Op grond van artikel 2.10, eerste lid, van de Wabo wordt de omgevingsvergunning, voor zover de aanvraag betrekking heeft op een activiteit als bedoeld in artikel 2.1, eerste lid, onder a, geweigerd indien:
de aanvraag en de daarbij verstrekte gegevens en bescheiden het naar het oordeel van het bevoegd gezag niet aannemelijk maken dat het bouwen van een bouwwerk waarop de aanvraag betrekking heeft, voldoet aan de voorschriften die zijn gesteld bij of krachtens een algemene maatregel van bestuur als bedoeld in artikel 2 of 120 van de Woningwet;
de aanvraag en de daarbij verstrekte gegevens en bescheiden het naar het oordeel van het bevoegd gezag niet aannemelijk maken dat het bouwen van een bouwwerk waarop de aanvraag betrekking heeft, voldoet aan de voorschriften die zijn gesteld bij de bouwverordening of, zolang de bouwverordening daarmee nog niet in overeenstemming is gebracht, met de voorschriften die zijn gesteld bij een algemene maatregel van bestuur als bedoeld in artikel 8, achtste lid, van de Woningwet dan wel bij of krachtens algemene maatregel van bestuur als bedoeld in artikel 120 van die wet;
de activiteit in strijd is met het bestemmingsplan, de beheersverordening of het exploitatieplan, of de regels die zijn gesteld krachtens artikel 4.1, derde lid, of 4.3, derde lid, van de Wet ruimtelijke ordening, tenzij de activiteit niet in strijd is met een omgevingsvergunning die is verleend met toepassing van artikel 2.12;
het uiterlijk of de plaatsing van het bouwwerk waarop de aanvraag betrekking heeft, met uitzondering van een tijdelijk bouwwerk dat geen seizoensgebonden bouwwerk is, zowel op zichzelf beschouwd als in verband met de omgeving of de te verwachten ontwikkeling daarvan, in strijd is met redelijke eisen van welstand, beoordeeld naar de criteria, bedoeld in artikel 12a, eerste lid, onder a, van de Woningwet, tenzij het bevoegd gezag van oordeel is dat de omgevingsvergunning niettemin moeten worden verleend;
de activiteit een wegtunnel als bedoeld in de Wet aanvullende regels veiligheid wegtunnels betreft en uit de aanvraag en de daarbij verstrekte gegevens en bescheiden niet blijkt dat niet wordt voldaan aan de in artikel 6, eerste lid, van die wet gestelde norm.

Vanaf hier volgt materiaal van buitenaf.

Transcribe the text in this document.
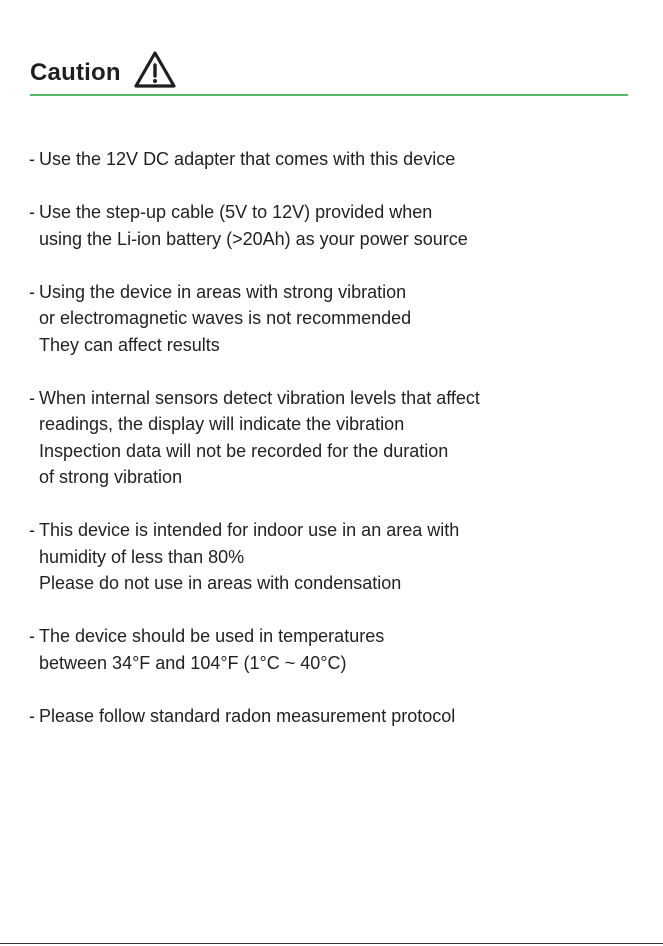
Caution
- Use the 12V DC adapter that comes with this device
- Use the step-up cable (5V to 12V) provided when
using the Li-ion battery (>20Ah) as your power source
- Using the device in areas with strong vibration
or electromagnetic waves is not recommended
They can affect results
- When internal sensors detect vibration levels that affect
readings, the display will indicate the vibration
Inspection data will not be recorded for the duration
of strong vibration
- This device is intended for indoor use in an area with
humidity of less than 80%
Please do not use in areas with condensation
- The device should be used in temperatures
between 34°F and 104°F (1°C ~ 40°C)
- Please follow standard radon measurement protocol
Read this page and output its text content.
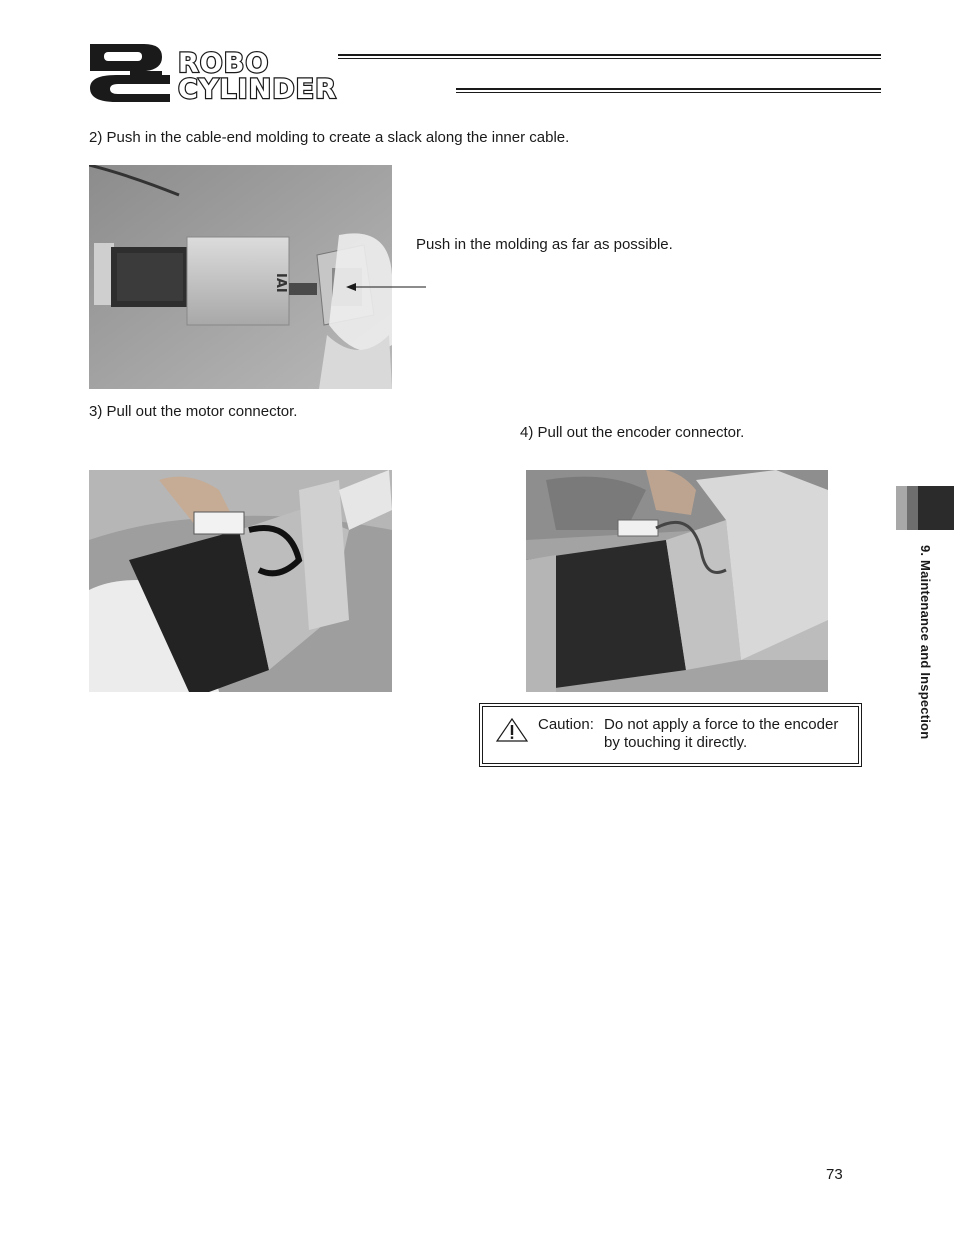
ROBO
CYLINDER
2) Push in the cable-end molding to create a slack along the inner cable.
IAI
Push in the molding as far as possible.
3) Pull out the motor connector.
4) Pull out the encoder connector.
Caution: Do not apply a force to the encoder by touching it directly.
9. Maintenance and Inspection
73
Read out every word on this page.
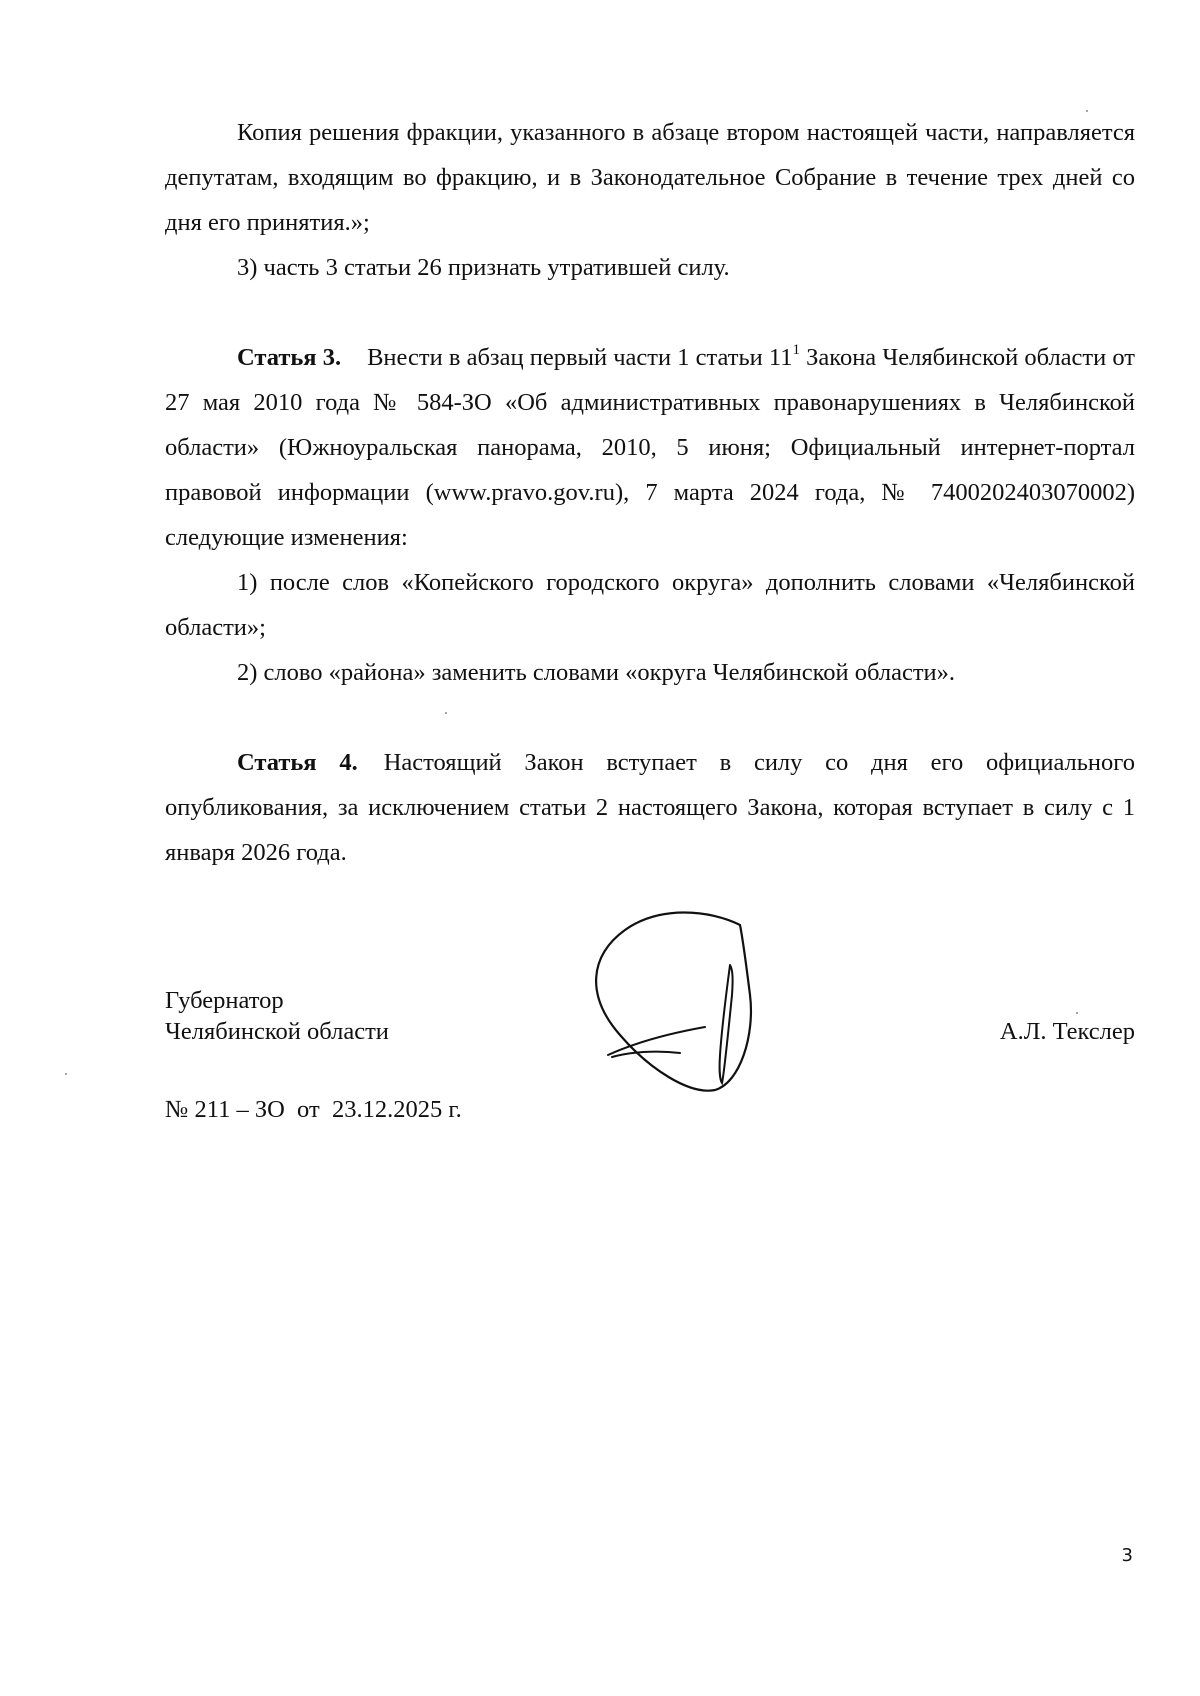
Копия решения фракции, указанного в абзаце втором настоящей части, направляется депутатам, входящим во фракцию, и в Законодательное Собрание в течение трех дней со дня его принятия.»;

3) часть 3 статьи 26 признать утратившей силу.

Статья 3. Внести в абзац первый части 1 статьи $11^1$ Закона Челябинской области от 27 мая 2010 года № 584-ЗО «Об административных правонарушениях в Челябинской области» (Южноуральская панорама, 2010, 5 июня; Официальный интернет-портал правовой информации (www.pravo.gov.ru), 7 марта 2024 года, № 7400202403070002) следующие изменения:

1) после слов «Копейского городского округа» дополнить словами «Челябинской области»;

2) слово «района» заменить словами «округа Челябинской области».

Статья 4. Настоящий Закон вступает в силу со дня его официального опубликования, за исключением статьи 2 настоящего Закона, которая вступает в силу с 1 января 2026 года.

Губернатор
Челябинской области	А.Л. Текслер
№ 211 – ЗО  от  23.12.2025 г.
3
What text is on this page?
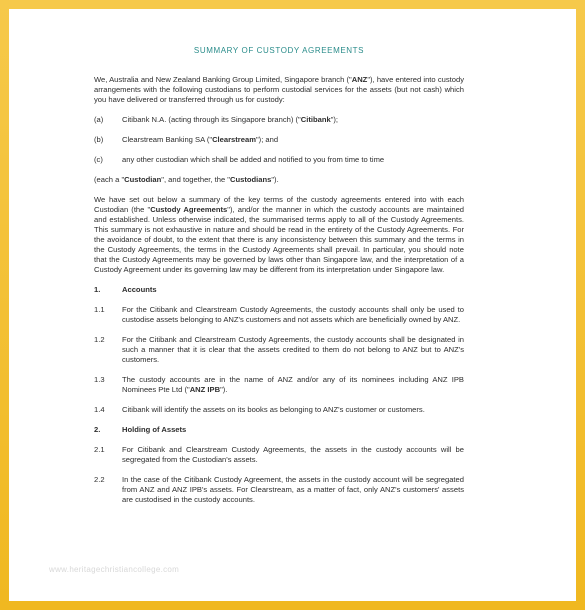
SUMMARY OF CUSTODY AGREEMENTS

We, Australia and New Zealand Banking Group Limited, Singapore branch ("ANZ"), have entered into custody arrangements with the following custodians to perform custodial services for the assets (but not cash) which you have delivered or transferred through us for custody:

(a)	Citibank N.A. (acting through its Singapore branch) ("Citibank");
(b)	Clearstream Banking SA ("Clearstream"); and
(c)	any other custodian which shall be added and notified to you from time to time

(each a "Custodian", and together, the "Custodians").

We have set out below a summary of the key terms of the custody agreements entered into with each Custodian (the "Custody Agreements"), and/or the manner in which the custody accounts are maintained and established. Unless otherwise indicated, the summarised terms apply to all of the Custody Agreements. This summary is not exhaustive in nature and should be read in the entirety of the Custody Agreements. For the avoidance of doubt, to the extent that there is any inconsistency between this summary and the terms in the Custody Agreements, the terms in the Custody Agreements shall prevail. In particular, you should note that the Custody Agreements may be governed by laws other than Singapore law, and the interpretation of a Custody Agreement under its governing law may be different from its interpretation under Singapore law.

1.	Accounts
1.1	For the Citibank and Clearstream Custody Agreements, the custody accounts shall only be used to custodise assets belonging to ANZ's customers and not assets which are beneficially owned by ANZ.
1.2	For the Citibank and Clearstream Custody Agreements, the custody accounts shall be designated in such a manner that it is clear that the assets credited to them do not belong to ANZ but to ANZ's customers.
1.3	The custody accounts are in the name of ANZ and/or any of its nominees including ANZ IPB Nominees Pte Ltd ("ANZ IPB").
1.4	Citibank will identify the assets on its books as belonging to ANZ's customer or customers.
2.	Holding of Assets
2.1	For Citibank and Clearstream Custody Agreements, the assets in the custody accounts will be segregated from the Custodian's assets.
2.2	In the case of the Citibank Custody Agreement, the assets in the custody account will be segregated from ANZ and ANZ IPB's assets. For Clearstream, as a matter of fact, only ANZ's customers' assets are custodised in the custody accounts.
www.heritagechristiancollege.com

Op grond van artikel 2.12, eerste lid, onder aanhef en onder a van de Wabo kan de omgevingsvergunning, voor zover de aanvraag betrekking heeft op een activiteit als bedoeld in artikel 2.1, eerste lid, onder c, slecht worden verleend indien de activiteit niet in strijd is met een goede ruimtelijke ordening en indien de activiteit in strijd is met een goede ruimtelijke ordening en:
1º met toepassing van de in het bestemmingsplan of de beheersverordening opgenomen regels inzake afwijking,
2º in de bij algemene maatregel van bestuur aangewezen gevallen, of
3º in overige gevallen, indien de motivering van het besluit een goede ruimtelijke onderbouwing bevat.

Voetnoten

2.Rb. Zeeland-West-Brabant 12 maart 2021, ECLI:NL:RBZWB:2021:1246.
3.Rb. Zeeland-West-Brabant 12 maart 2021, ECLI:NL:RBZWB:2021:1246, r.o. 4.7.
4.Rb. Zeeland-West-Brabant 12 maart 2021, ECLI:NL:RBZWB:2021:1246, r.o. 4.6 tot en met 4.8.